Revista médica de Chile
versión impresa ISSN 0034-9887
VERBEKE P, Sandra et al. Risk markers for insulin-dependent diabetes mellitus and duration of exposure to gluten in celiac patients. Rev. méd. Chile [online]. 2004, vol.132, n.8, pp.979-984. ISSN 0034-9887. http://dx.doi.org/10.4067/S0034-98872004000800010.

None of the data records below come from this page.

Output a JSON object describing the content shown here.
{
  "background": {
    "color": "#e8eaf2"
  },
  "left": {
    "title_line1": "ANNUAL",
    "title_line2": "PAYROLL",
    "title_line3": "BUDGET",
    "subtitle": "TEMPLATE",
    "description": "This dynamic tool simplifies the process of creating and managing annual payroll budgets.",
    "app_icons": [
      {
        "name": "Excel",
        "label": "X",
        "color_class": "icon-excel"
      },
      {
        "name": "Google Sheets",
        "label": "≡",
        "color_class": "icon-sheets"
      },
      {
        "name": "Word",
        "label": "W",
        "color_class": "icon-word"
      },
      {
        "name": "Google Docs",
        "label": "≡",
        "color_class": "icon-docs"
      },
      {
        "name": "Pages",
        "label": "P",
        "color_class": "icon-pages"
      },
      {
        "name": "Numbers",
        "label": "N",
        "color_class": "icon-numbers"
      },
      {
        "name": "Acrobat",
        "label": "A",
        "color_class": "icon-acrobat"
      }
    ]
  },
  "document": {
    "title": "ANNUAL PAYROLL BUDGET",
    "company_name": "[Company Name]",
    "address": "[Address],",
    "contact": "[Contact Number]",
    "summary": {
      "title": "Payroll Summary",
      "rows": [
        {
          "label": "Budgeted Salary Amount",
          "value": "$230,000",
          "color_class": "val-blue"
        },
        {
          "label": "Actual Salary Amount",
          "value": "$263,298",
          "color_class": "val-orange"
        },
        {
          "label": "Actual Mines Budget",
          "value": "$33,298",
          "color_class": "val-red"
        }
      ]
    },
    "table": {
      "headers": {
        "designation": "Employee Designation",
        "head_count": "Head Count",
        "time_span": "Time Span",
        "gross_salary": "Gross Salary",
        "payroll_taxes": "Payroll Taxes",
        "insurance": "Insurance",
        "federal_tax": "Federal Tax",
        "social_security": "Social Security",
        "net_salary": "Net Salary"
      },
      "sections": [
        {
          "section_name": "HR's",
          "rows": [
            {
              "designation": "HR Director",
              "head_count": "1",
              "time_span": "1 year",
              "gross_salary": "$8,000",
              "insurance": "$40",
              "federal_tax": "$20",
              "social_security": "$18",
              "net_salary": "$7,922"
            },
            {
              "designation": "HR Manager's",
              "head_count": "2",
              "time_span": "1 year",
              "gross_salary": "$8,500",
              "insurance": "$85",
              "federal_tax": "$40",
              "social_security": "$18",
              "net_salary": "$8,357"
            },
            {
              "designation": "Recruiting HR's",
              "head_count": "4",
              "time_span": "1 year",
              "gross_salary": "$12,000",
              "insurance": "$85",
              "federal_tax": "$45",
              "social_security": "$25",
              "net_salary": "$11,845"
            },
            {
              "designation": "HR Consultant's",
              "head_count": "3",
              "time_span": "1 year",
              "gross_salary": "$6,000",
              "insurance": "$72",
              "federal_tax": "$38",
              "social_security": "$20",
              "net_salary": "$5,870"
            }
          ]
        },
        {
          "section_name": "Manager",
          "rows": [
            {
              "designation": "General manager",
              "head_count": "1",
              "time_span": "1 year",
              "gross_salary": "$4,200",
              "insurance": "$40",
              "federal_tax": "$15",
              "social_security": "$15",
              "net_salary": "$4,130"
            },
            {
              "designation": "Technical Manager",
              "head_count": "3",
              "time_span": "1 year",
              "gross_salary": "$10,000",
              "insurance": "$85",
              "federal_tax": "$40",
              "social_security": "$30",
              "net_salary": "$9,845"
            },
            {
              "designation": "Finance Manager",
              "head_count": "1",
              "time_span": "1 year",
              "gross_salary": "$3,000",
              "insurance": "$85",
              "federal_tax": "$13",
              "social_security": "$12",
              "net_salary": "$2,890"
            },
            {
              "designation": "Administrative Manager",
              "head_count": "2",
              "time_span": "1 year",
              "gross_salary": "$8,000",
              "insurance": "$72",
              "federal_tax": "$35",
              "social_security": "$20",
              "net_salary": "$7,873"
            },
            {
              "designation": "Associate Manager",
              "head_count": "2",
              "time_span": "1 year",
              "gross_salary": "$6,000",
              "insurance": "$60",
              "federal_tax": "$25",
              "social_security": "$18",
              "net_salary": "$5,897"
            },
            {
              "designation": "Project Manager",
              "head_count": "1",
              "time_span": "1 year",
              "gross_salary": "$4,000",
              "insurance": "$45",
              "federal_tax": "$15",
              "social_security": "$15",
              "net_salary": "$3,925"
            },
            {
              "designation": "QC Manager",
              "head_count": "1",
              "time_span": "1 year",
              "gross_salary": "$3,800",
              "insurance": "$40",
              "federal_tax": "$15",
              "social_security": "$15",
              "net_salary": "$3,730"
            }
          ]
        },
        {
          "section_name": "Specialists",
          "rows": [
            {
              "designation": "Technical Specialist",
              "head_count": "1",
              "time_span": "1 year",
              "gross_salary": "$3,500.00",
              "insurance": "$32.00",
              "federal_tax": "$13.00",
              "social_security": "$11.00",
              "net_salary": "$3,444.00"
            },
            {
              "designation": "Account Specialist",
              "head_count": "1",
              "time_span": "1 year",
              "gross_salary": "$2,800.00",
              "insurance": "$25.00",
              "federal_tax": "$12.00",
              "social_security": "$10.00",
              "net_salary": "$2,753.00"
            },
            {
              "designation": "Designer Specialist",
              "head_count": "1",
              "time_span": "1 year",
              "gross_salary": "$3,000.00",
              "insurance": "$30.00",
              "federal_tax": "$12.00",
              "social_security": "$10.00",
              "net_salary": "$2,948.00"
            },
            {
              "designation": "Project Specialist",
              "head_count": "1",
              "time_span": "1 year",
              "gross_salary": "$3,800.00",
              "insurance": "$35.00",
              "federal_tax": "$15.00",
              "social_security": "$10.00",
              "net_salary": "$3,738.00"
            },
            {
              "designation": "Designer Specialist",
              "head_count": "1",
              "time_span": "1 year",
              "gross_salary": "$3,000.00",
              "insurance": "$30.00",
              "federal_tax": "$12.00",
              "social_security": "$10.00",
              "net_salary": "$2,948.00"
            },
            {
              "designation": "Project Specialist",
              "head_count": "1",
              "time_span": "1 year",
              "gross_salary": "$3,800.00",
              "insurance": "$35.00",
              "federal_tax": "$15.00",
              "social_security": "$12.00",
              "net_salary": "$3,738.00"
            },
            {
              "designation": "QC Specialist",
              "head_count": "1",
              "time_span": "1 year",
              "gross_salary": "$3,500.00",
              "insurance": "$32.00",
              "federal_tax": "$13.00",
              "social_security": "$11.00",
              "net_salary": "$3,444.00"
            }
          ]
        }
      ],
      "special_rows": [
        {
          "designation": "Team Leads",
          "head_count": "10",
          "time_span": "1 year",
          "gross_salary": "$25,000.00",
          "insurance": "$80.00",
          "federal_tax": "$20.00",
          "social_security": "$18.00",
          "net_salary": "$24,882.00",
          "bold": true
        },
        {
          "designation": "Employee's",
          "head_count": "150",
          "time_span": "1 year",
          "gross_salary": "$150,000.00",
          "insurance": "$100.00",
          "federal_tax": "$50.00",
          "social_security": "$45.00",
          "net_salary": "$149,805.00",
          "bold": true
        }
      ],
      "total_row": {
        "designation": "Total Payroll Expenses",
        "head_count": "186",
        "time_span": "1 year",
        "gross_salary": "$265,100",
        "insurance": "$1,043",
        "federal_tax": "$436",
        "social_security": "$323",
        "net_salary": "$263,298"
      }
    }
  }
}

Background: Celiac patients are at high risk of developing insulin-dependent diabetes mellitus, a condition that has a long pre-diabetic period. During this lapse, anti-islet cell antibodies serve as markers for future disease. This may be related with the duration of the exposure to gluten. Aim: To test the hypothesis that long term adherence to a gluten free diet decreases the frequency of risk markers for insulin dependent diabetes mellitus during adolescence and early adulthood. Patients and methods: 158 celiac patients were classified as: G1, (n=30 patients) studied at the time of diagnosis; G2 (n=97 patients) exposed to gluten as a result of non compliance with the gluten free diet and, G3 (n=31 patients) who had maintained a long term, strict gluten free diet. Isotype IgG anti-islet cell antibodies were detected by indirect immunofluorescence using monkey pancreas; results were reported in Juvenile Diabetes Foundation (JDF) units. Results: Celiac patients exposed to a gluten containing diet had a significantly higher prevalence of anti-islet cell antibodies than those who had been exposed only briefly (p <0.017). In addition, a significantly higher prevalence of anti-islet cell antibodies was observed in those patients whose exposure to gluten was longer than 5 years than in those whose exposure was shorter (p <0.02). Conclusions: Celiac patients long exposed to gluten have a significantly higher prevalence of anti-islet cell antibodies than those exposed for a short period. This fact supports the hypothesis that the development of these antibodies is associated with the length of the exposure to gluten (Rev Méd Chile 2004; 132: 979-84)
Palabras clave : Diabetes mellitus, type I; Gluten-sensitive enteropathy; Pancreatic beta cells; Prediabetic state.